Every day, we’re surrounded by “buy now, pay later” temptations. When we don’t have the actual cash to spend, it can be easy to convince ourselves that a credit card is essentially the same thing— money at the ready, just waiting to fill in the gaps in our budget, enticing us to buy.
Of course most of us know it’s not really our money. If it were our money it would be income or an asset, but it’s neither. In reality, this “money” is just another expense, and using our credit cards reduces the amount of money available to us in our budgets.
Paying later for something that’s not affordable today means we end up paying interest for the privilege of doing so. The shift from thinking of credit as income to credit as an expense is a simple one but not one we tend to readily make.
Imagine you’re walking along and you see your favourite item on sale in your favourite store for the rock bottom price of $1,200. You have never seen the price so low and, since it is in your favorite colour and this sale isn’t likely to last long, it goes without saying that you are seriously considering making this purchase.
Unfortunately you don’t have any room in this month’s budget for the purchase, but you have a credit card with an available limit of $2,000. Do you buy it? What are your considerations when making the decision?
Now imagine the same scenario — your favourite item on sale in your favorite store and you have never seen the price this low. You don’t have any room in this month’s budget for the purchase but you have $2,000 in your savings account. Do you buy it? What are your considerations when making the decision.
Now consider that you saved this money by limiting your spending and putting away $500 a month over the last four months — do you buy it now? Is this an important consideration when making the decision?

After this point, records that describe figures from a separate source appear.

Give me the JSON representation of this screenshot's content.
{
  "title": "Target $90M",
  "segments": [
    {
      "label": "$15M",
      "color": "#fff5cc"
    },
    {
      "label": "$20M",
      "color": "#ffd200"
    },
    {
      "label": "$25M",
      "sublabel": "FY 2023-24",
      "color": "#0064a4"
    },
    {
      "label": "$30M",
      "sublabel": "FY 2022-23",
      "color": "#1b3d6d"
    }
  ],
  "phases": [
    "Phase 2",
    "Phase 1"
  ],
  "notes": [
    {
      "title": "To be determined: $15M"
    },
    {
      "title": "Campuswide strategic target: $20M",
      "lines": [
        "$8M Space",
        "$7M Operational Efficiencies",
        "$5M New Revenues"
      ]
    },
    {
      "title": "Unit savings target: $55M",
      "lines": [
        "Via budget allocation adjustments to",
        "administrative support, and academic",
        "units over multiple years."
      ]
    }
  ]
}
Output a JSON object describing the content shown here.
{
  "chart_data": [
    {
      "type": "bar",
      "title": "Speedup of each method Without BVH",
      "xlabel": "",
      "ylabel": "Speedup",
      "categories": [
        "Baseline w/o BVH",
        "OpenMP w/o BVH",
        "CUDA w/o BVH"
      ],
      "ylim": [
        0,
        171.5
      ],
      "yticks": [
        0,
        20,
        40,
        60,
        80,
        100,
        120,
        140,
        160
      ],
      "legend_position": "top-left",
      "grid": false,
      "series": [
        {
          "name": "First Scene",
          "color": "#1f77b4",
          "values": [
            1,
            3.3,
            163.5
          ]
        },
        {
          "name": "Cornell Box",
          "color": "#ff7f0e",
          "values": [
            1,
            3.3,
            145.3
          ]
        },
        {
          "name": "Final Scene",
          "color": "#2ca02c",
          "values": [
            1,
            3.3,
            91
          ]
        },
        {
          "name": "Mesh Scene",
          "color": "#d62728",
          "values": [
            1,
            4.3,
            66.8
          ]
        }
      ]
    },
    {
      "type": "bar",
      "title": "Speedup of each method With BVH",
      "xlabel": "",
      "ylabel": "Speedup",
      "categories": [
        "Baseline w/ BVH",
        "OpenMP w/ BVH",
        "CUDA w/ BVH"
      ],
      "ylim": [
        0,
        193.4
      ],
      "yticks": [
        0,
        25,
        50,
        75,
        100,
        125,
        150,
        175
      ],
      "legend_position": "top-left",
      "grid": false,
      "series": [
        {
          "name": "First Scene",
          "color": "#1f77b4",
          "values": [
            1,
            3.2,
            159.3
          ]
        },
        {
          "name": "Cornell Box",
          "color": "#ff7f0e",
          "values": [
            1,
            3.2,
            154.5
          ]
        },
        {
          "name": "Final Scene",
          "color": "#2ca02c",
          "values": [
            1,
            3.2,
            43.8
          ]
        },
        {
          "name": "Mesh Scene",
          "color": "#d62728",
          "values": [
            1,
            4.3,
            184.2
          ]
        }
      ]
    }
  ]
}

Does this change your decision about buying it?
Spending money on your credit card can feel very different than spending your savings: you have been given credit, but you had to work hard for your savings. You had to be conscious of your spending and make deliberate choices about where you were going to spend your money — and where you would not spend your money. It required a big commitment on your part to stick to your intention to save.
So why doesn’t the money your going to spend on your credit card feel the same? The payments you make to your credit card are made with the same hard earned money, are they not? But spending money on credit feels less concrete somehow, more indirect and less transparent.
For some reason we don’t relate using credit to spending cash. The separation between spending (on credit) and paying (for the credit) is minimal — at least until the next monthly credit card statement arrives — but it seems to be enough to make reality more abstract. Somehow through this process it’s become easy to ignore that credit is an expense that our income will eventually have to pay.
We all need to be more mindful and not let making purchases with credit muddy the waters because the truth can be distilled down to one salient point: whatever you buy — by way of credit card or debit card — is purchased using your hard-earned income. You have the choice to buy it with your cash now or buy it with your cash later. And if you choose to pay later, you will be required to pay for the privilege of using someone else’s money for the purchase — by paying interest.
So when you are making decisions about whether to spend your money, don’t let debit or credit be the deciding factor. Either way it will be your cash on the line, so make sure any expenditure — regardless of payment method — is given your full consideration.